その微かな違和感に気づいていたのは、俺だけだった。


チップはテーブルの横で渡される。

ロザリアが一つのテーブルへ近づくと、従業員が彼女にチップを差し出した。


俺はすべてを聞き取り、そして彼女の近くにいられるよう、そのテーブルのそばで静かに待っていた。

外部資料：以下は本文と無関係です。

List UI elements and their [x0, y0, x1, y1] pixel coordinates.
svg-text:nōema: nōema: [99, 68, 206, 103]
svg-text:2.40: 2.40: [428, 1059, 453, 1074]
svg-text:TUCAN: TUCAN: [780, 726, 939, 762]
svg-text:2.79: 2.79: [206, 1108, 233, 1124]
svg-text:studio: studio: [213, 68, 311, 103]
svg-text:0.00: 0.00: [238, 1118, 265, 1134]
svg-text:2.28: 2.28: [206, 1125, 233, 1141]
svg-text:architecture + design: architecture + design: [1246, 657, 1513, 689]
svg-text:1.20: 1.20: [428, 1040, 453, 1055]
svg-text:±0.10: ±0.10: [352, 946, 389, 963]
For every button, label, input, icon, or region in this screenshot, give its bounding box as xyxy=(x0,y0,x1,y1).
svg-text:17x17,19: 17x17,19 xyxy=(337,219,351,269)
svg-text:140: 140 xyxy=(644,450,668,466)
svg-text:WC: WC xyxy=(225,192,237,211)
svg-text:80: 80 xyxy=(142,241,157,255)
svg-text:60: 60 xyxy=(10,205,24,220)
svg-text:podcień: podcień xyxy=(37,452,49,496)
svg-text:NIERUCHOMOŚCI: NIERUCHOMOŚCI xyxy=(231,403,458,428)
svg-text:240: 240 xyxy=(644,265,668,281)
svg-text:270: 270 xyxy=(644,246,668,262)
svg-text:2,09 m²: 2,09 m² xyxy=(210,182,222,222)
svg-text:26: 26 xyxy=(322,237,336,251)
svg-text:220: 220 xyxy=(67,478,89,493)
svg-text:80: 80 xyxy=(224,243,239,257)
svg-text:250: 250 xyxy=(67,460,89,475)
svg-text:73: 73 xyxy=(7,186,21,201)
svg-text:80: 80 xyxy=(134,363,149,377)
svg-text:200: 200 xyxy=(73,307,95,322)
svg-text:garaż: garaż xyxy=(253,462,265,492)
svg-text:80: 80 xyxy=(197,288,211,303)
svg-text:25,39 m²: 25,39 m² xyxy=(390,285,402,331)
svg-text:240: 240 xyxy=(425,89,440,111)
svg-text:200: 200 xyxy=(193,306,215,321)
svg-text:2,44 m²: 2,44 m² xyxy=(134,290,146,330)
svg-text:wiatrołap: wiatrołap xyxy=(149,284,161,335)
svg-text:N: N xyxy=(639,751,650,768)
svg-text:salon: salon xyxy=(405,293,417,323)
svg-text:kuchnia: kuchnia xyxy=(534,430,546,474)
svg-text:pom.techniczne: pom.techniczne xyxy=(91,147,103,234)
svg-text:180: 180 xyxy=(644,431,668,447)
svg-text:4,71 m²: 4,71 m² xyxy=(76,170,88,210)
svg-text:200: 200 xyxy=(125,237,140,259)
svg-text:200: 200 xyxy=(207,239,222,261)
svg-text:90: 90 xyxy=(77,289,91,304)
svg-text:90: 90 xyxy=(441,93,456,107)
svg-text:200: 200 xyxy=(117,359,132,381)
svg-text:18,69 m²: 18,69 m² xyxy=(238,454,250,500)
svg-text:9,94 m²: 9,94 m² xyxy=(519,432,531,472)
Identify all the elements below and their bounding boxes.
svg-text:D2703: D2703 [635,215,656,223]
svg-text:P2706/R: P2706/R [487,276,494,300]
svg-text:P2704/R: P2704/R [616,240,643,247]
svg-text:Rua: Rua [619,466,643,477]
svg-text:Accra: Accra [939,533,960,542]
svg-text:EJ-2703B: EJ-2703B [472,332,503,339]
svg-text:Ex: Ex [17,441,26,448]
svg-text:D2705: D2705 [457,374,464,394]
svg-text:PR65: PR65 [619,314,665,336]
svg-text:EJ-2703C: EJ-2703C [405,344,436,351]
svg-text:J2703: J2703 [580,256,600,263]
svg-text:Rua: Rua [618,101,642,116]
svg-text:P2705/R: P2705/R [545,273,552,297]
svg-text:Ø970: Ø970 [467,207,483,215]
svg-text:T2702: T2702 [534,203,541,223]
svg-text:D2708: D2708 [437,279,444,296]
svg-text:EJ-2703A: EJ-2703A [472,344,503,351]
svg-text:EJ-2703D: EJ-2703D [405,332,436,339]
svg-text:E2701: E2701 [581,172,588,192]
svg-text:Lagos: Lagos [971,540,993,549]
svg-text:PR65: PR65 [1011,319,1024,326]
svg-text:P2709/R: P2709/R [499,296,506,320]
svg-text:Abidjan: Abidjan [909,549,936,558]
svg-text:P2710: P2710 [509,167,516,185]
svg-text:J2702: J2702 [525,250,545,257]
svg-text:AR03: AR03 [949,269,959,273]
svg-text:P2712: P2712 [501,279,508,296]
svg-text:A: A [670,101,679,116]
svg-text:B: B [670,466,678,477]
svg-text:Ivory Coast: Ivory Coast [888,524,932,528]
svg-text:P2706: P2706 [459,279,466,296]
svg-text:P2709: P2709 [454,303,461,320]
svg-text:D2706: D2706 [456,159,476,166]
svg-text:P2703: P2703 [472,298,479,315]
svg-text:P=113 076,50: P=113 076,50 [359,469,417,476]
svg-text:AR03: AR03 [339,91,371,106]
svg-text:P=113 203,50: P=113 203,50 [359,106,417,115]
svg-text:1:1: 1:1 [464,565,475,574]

ロザリアのテーブルには八人が座っていた。だが女は三人しかいない。

このテーブルには、どこか違和感があった。

ここだけ、男女のチップが違っていた。

女たちのチップの裏には、部屋番号が書かれていた。


「お客様の負けです。」

ディーラーは顔も上げず、ロザリアのチップを勝者の男の前へ押しやった。


ロザリアはルールを知っていた。

だが彼女はギャンブラーではない。

当然、負けた。


「お支払いの時間ですよ、お嬢さん。」

勝った男は笑みを浮かべ、ロザリアを上から下まで舐めるように見た。


その視線を受けた瞬間、ロザリアは理解した。

このテーブルで“勝つ”のはチップではなく、女だということを。


ロザリアは動かなかった。


「いい加減にしろ。ここに座る前に考えるべきだったな。」

男は乱暴に彼女の腕を掴み、個室のある廊下へと引きずっていった。


その手がロザリアの腕に触れたのを見た瞬間、俺の視界が赤く染まった。

一瞬、自分が彼女の護衛であることを忘れた。

胸の奥から、原始的で獣じみた衝動が込み上げる。


あの瞬間、彼女はボスの妻でも、守るべき女でもなかった。

誰にも触れさせてはならない存在だった。


男はロザリアの腕を掴んだまま、個室の並ぶ廊下へ消えていく。


ロザリアは「やめなさい」と命じた。

だがその時の俺には、命令も、彼女の正体が露見することも、どうでもよかった。


俺にできることは一つだけだった。

――あの男を殺し、ロザリアをここから連れ出すこと。


目立たぬよう、走らずに早足で進む。


「どけ!」

ガスパールは苛立ちを隠さず、前に立つ客たちを押しのけた。


廊下へ入ろうとした瞬間、人波が前を横切り、俺の足を鈍らせる。


個室の廊下は蒸気に満ち、何も見えない。


「どこだ!」

ガスパールは自制を失い、部屋へ飛び込んだ。


最初の部屋は空だった。


「ロザリア!!」

隣の部屋から、くぐもった音が聞こえた。


その音を聞いた瞬間、胸の奥の獣じみた衝動は、恐怖へと変わった。

ほんの数秒遅れただけで、見失っていた。


「もしロザリアに触れていたら、その首を素手で引きちぎってやる。」

ガスパールはドアノブに触れることなく、肩で一気に扉を打ち破った。


部屋に踏み込んだ瞬間、恐怖は一瞬で消え去った。

目の前の女に、守りは必要なかった。

ロザリアこそが、危険そのものだった。


男は床でのたうち回り、喉から溢れる血を手で押さえながら、自らの血に溺れていた。


深く息を吸い込んだとき、ようやく視界がはっきりした。

ロザリアの手には、冷たく、しかし気高い武器が握られていた。


金の柄には繊細な曲線の装飾。

中央に埋め込まれた大きな赤いルビーは、まるで悪魔の瞳のようだった。

冷たい刃でありながら、ロザリアの手にあれば、それは装身具のように美しかった。


ロザリアに属するすべてのもの、そしてすべての者の上には、わずかな血がある。


この短剣は、彼女自身の血で封じられている。

そしてガブリエル・ジョルダーノは、その覚悟の前に敬意をもって膝を折り、この短剣を彼女に差し出したのだった。